それでは私が卒業論文を制作し完成までに至った道のりについて詳しく説明しようと思います。
私の卒業論文の研究テーマは「黄鉄鉱含有土壌条件化におけるヨモギの生育に関する研究」でした。鉱山で鉱石を採掘すると、必ず黄鉄鉱土壌というものが地中から発生します。黄鉄鉱土壌は空気や雨水と接触することで強い酸性を示すため、採掘跡地は必ず客土(他の場所から中性の土を持ってくること)や覆土(中性、あるいは中和作用を持つ土を覆いかぶせること)といった作業を行います。その後それらの作業が施された土壌にもともとその場所で自生していた植物を段階的に植えることで緑化を促します。
通常上記のような過程を経て環境修復は行われますが、予算や地理的な側面により東南アジアやアフリカ諸国では覆土や客土が十分に行われていない劣悪な採掘跡地が存在します。そのような場所では植物だけでなく生態系全体が破壊されており、採掘跡地周辺に住んでいる人々にも健康被害が及ぼされています。緑化を行うことで植物が土を固定し土壌流出を防ぐことができるため、汚染された土壌が雨水で流され川に流入するような事態を防ぐことができます。
よって、黄鉄鉱含有土壌に含まれる重金属や酸にある程度耐性のあるヨモギについて研究することで、採掘跡地の緑化に対するヨモギの有用性について検討しました。
卒論の長さですが、表紙や目次もあわせて合計56枚でした。文字数は約3万5千字です。研究室にもよると思いますが、文系理系ともに2万字以上を目安としている場合が多く、理系はグラフや図を多く用いるため枚数が多くなる傾向にあります。
時期 | やったこと |
2022年4月ごろ 2022年9月ごろ 2022年11月ごろ 2022年12月ごろ 2023年1月中旬 |
1回目の実験に取り組む 9月までに実験を3回するがどれも失敗し満足のいく結果が得られない状況 研究も軌道に乗り、卒論で使用できそうな結果が出揃う 卒業論文の作成にとりかかる 見事完成! |
それでは卒業論文提出までのスケジュールについての詳細を説明します。今思い返してみると、大学院試験が免除だったので、他の同級生よりも研究に取り組み始めた時期は早かったように思います。しかし、4月から9月まで行った実験がすべて失敗し、満足のいく実験データを得ることができなかったため、結果的に卒業論文の制作がかなり遅れてしまいました。また、先行研究の事例が少なく、内容も工学ではなく農学の園芸学に近い内容であったため、担当教員の方はもちろんですが、農学部棟の研究室に直接訪問し、その研究室の学生や教員の方々から様々なアドバイスをいただきながら研究を行いました。

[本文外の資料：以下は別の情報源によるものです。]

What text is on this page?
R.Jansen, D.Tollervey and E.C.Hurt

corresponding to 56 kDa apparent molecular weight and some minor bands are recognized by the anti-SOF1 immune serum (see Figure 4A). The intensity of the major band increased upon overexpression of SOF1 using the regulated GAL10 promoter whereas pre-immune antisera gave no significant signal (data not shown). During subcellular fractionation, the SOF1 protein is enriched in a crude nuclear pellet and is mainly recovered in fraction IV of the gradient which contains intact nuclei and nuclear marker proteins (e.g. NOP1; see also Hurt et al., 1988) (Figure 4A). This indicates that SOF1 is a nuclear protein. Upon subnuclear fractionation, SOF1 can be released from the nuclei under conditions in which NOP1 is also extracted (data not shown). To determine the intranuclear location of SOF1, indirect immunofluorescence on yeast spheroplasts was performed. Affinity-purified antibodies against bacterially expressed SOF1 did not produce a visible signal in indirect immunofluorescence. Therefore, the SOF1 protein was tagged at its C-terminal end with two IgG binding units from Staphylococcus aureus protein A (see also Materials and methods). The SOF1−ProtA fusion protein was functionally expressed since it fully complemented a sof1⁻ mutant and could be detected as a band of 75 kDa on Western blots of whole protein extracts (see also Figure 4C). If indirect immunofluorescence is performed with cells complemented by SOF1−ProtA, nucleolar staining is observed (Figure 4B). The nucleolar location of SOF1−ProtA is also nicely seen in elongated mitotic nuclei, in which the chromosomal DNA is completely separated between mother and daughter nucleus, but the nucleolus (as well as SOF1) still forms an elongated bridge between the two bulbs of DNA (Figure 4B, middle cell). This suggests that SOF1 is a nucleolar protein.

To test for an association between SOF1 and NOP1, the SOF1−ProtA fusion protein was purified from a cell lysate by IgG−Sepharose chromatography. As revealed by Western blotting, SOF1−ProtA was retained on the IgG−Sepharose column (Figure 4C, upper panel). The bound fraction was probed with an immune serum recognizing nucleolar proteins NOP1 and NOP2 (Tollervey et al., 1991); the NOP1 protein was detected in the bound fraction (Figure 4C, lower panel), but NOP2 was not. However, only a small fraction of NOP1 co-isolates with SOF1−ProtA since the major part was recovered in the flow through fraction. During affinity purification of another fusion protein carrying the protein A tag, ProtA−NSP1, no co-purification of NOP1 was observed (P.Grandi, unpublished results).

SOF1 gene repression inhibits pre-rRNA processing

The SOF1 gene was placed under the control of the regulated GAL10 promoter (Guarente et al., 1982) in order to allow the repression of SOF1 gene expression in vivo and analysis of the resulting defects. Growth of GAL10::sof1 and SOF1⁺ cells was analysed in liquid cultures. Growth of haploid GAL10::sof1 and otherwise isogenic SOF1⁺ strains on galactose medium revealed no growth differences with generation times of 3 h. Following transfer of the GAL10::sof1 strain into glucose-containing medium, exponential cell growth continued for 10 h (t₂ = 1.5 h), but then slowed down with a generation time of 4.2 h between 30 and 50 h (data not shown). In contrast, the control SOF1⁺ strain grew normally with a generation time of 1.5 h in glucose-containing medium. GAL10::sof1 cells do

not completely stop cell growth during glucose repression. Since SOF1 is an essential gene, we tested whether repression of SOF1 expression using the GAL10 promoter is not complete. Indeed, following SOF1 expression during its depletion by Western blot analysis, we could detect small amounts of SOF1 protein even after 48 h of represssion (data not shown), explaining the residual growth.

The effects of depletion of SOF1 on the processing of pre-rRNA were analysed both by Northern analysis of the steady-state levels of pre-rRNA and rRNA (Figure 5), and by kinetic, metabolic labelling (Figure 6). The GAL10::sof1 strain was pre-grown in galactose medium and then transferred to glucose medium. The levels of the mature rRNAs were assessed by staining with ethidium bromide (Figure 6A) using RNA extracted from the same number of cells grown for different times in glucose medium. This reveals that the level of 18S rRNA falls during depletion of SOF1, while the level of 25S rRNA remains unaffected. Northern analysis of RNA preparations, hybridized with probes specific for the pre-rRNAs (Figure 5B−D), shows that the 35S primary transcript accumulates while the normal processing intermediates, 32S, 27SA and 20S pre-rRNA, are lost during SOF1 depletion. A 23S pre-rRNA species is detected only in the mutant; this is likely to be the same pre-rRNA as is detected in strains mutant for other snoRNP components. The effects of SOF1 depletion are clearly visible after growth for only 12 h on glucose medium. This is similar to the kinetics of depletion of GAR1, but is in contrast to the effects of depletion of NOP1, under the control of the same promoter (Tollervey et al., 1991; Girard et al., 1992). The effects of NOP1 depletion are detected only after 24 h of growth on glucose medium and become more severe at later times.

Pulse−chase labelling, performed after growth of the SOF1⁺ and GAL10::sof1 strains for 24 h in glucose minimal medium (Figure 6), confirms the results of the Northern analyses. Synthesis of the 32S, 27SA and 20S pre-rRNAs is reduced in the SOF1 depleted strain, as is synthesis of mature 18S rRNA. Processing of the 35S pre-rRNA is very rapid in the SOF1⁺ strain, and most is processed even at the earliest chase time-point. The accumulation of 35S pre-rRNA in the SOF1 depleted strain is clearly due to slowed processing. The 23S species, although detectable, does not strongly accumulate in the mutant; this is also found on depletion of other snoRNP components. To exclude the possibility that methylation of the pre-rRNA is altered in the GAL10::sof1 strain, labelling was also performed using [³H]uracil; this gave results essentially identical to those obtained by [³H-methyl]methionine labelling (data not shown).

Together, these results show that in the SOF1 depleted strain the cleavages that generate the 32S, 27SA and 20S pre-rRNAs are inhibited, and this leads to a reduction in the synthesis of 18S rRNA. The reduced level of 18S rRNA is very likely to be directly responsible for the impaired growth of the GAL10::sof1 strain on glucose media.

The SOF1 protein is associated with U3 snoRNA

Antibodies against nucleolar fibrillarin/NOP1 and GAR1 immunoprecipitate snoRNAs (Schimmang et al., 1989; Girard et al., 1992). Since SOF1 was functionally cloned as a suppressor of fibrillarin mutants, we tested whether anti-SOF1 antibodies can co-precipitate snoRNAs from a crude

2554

先行研究の論文として、研究室にかつて所属していた先輩方の卒業論文や修士論文を参考にしました。私と同じ研究分野を研究されてきた先輩方は少なく、日本でも採掘跡地のリハビリテーションについて研究している人はごくわずかであるため、研究の方針を決める際に苦労しました。その代わり担当教員の方がこの研究分野で博士号を取得された方なので、いつでも研究内容について相談できる環境にあったことは恵まれていたと思います。
卒論を書く際の留意点として3つほど紹介します。
・構成をメモしておく
いきなり卒業論文を書こうとすると気持ちが億劫になり、なかなかやる気が出ないと思います。まずは先輩の卒業論文や自分自身の研究ノートなどを参考に、構成や思いついたことを紙などに書いてまとめることをお勧めします。理由としては、卒業論文作成に取り組む際次々と書きたいことや忘れていたことなどを思いつき、結果的に脈絡のない文章や構成になってしまうことを防ぐためです。
・使いたい写真やデータをあらかじめ整理しておく
卒論に使うための図や写真、表などを事前にまとめておくと書きたいことが明確になり、作業効率も向上するのでお勧めです。
・なるべく早い時期から取り組んでおく
人によって卒業論文に取り組む時期は研究の進捗状況などによってばらばらであるとは思いますが、1月を過ぎると論文に加え試問会の資料作りにも追われることになるため、遅くても11月の中旬頃には取り組み始めることをお勧めします。「まだ実験データや結果がそろっていないから書くことがない」と悩む人もいますが、実験の目的や概要、背景となる緒論などは少なくとも書けると思います。最後に焦ってまとめて書こうとせずコツコツと早めに卒論作成に取り組みましょう。